Aristóteles inspiró profundamente y removió la pasta y comprobó su consistencia, recordando que no era bueno insultar a los niños.
—Ya va a estar —dijo entre dientes, aliviado de que la pasta estuviese al dente y ya pudiese darle de comer al impaciente niño. Aunque en realidad, esperaba darle la olla entera. A ver si se atragantaba.
—Así dijo hace media hora —se quejó el chiquillo.
—Hace menos de cinco minutos que me preguntaste. Y ya has preguntado mil veces. ¿Y ya te lavaste las manos? Porque si no, te dejo morir de hambre —dijo mientras terminaba de colar la pasta y preparaba la salsa y la carne que tenía lista para mezclar.
—Sí, sí, lo hice —aseguró levantando las manos y enseñándolas con un mohín.
Aristóteles negó. Sirvió la comida y llevó frente al niño un plato rebosante de manera exagerada, que el niño contempló sin atreverse a comer.
—¿Qué pasa? ¿Ahora por qué no comes? —dijo Aristóteles haciendo un ademán.
—Es mucho...
—Mira, carricito, hace rato estabas jodiendo que tenías hambre, así que ahora te vas a comer todo o ya vas a ver —amenazó de una forma que hizo que Danielito comenzara a comer sin chistar, intimidado por el anciano.
Aristóteles miró al chiquillo comer y un ápice de nostalgia le invadió al recordar a sus propios hijos y las luchas que a veces debía protagonizar para que comieran. Ricardo atacaba casi todo lo que se le atravesara que pudiese tragar, pero con Javier las cosas habían sido muy diferentes. Desde el inicio, Javier siempre había sido complicado.
Apartó aquel pesaroso pensamiento. No debería pensar en un hijo que nunca volvería a hablarle. Por eso, en lugar de recordar cosas agrias, se ocupó de servir un plato de consomé que anteriormente había preparado, puesto que su labor allí aún no había terminado.
Aún le quedaba alimentar al viejo Enrique, que en el estado en el cual se encontraba, era una molestia que se negaba a comer casi como como un carajito maniático. Pero antes de que pudiese terminar lo que estaba haciendo, el timbre fue tocado.
Aristóteles se tornó un tanto extrañado. No creía que Ricardo hubiese regresado tan pronto. ¿Entonces quién podría ser?
Molesto por tener que dejar algo a medias fue hacia la puerta, Y al brillar, se encontró con la desagradable sorpresa de la visita de la señora Julia, quien parpadeó perpleja al ver a Aristóteles.

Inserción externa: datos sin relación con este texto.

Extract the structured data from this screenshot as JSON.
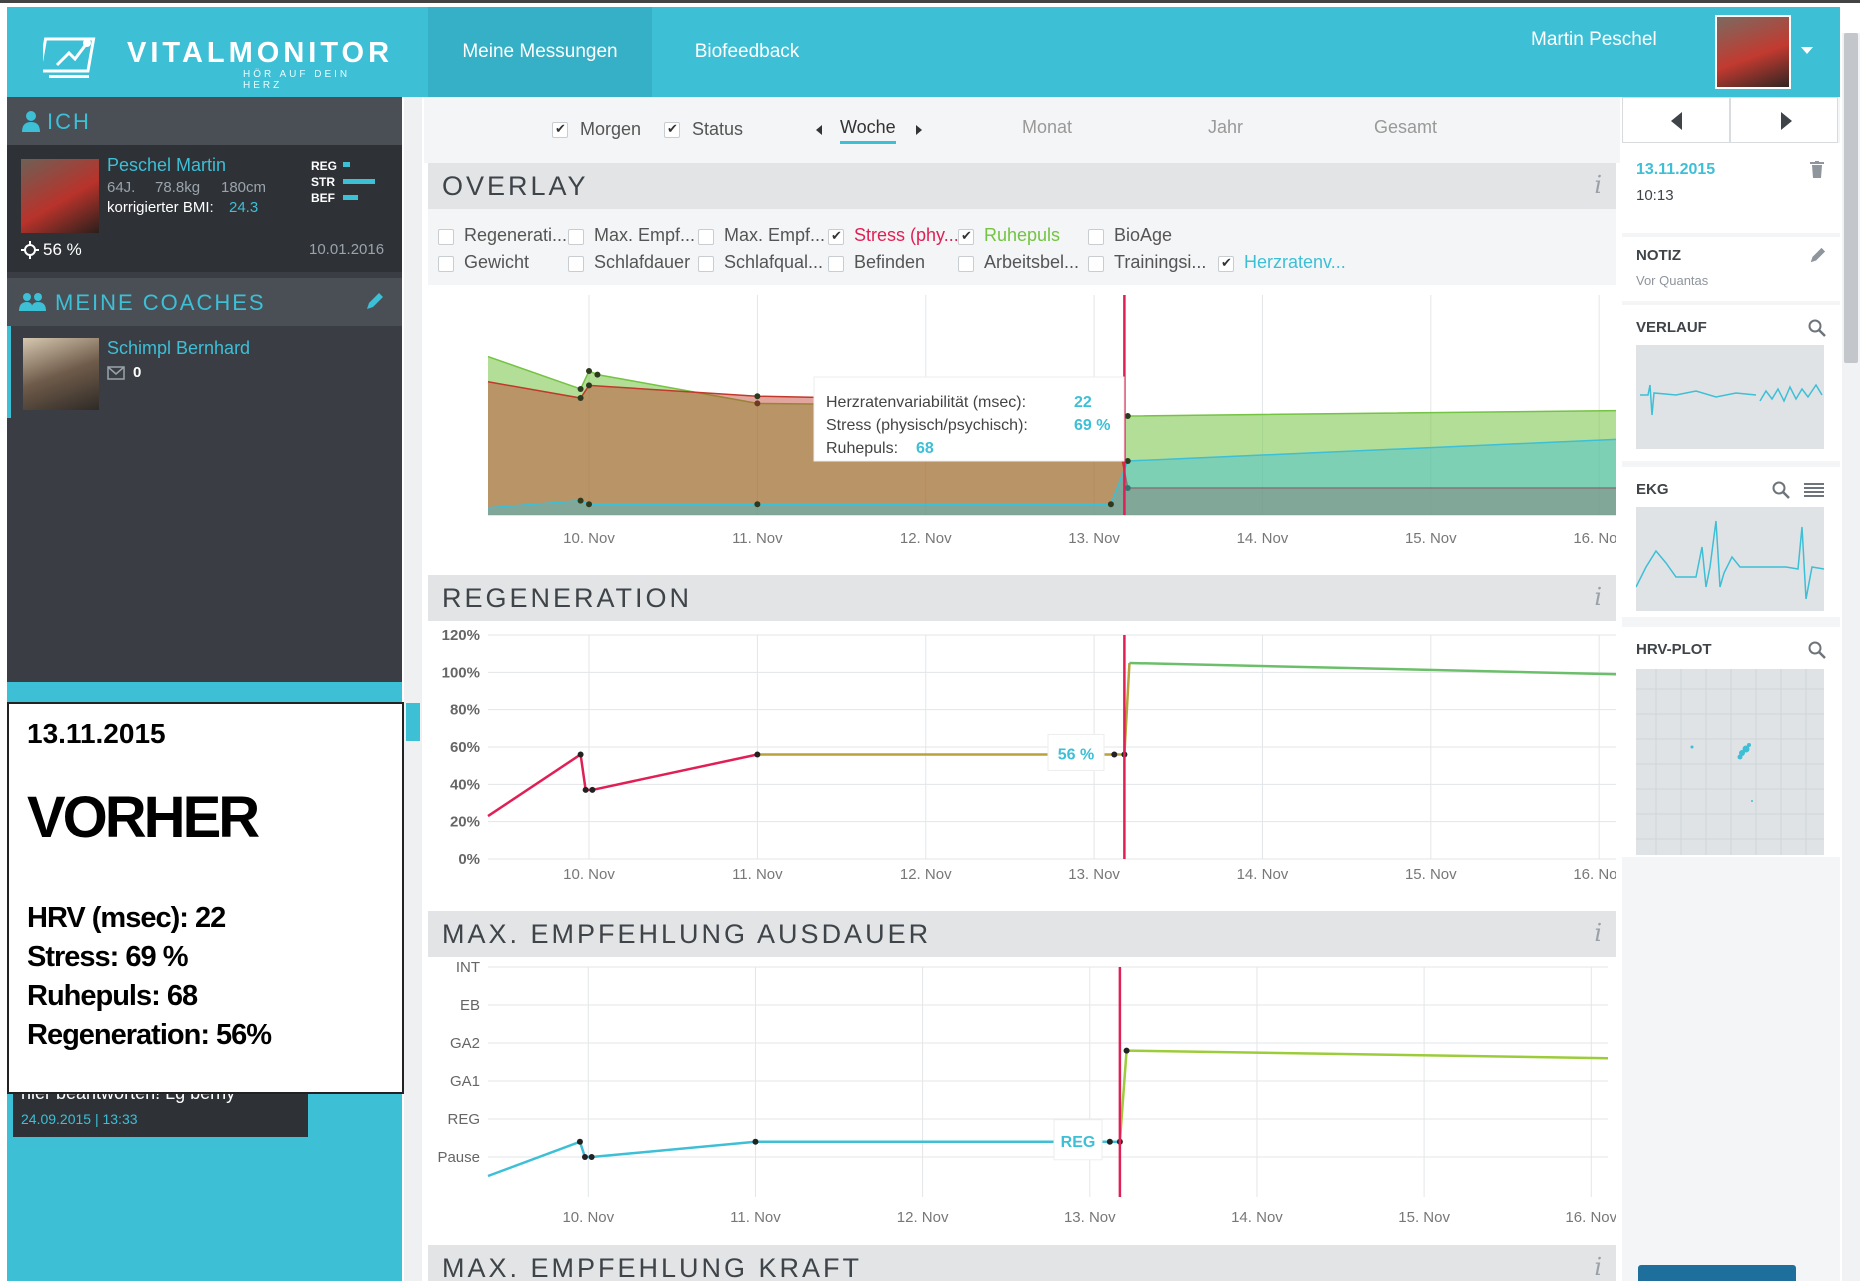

—Don Aristóteles, ¿qué hace usted aquí? —preguntó como si el ver a Aristóteles allí fuese lo más impensable del mundo.
—Lo mismo le pregunto ¿A qué vino? —dijo malhumorado, sin deseos de contar las razones por las que estaba allí a la mayor chismosa del edificio—. Pero hable —exigió ante la falta de respuesta de la mujer—, que no tengo todo el día, y a diferencia de usted, yo sí tengo cosas que hacer.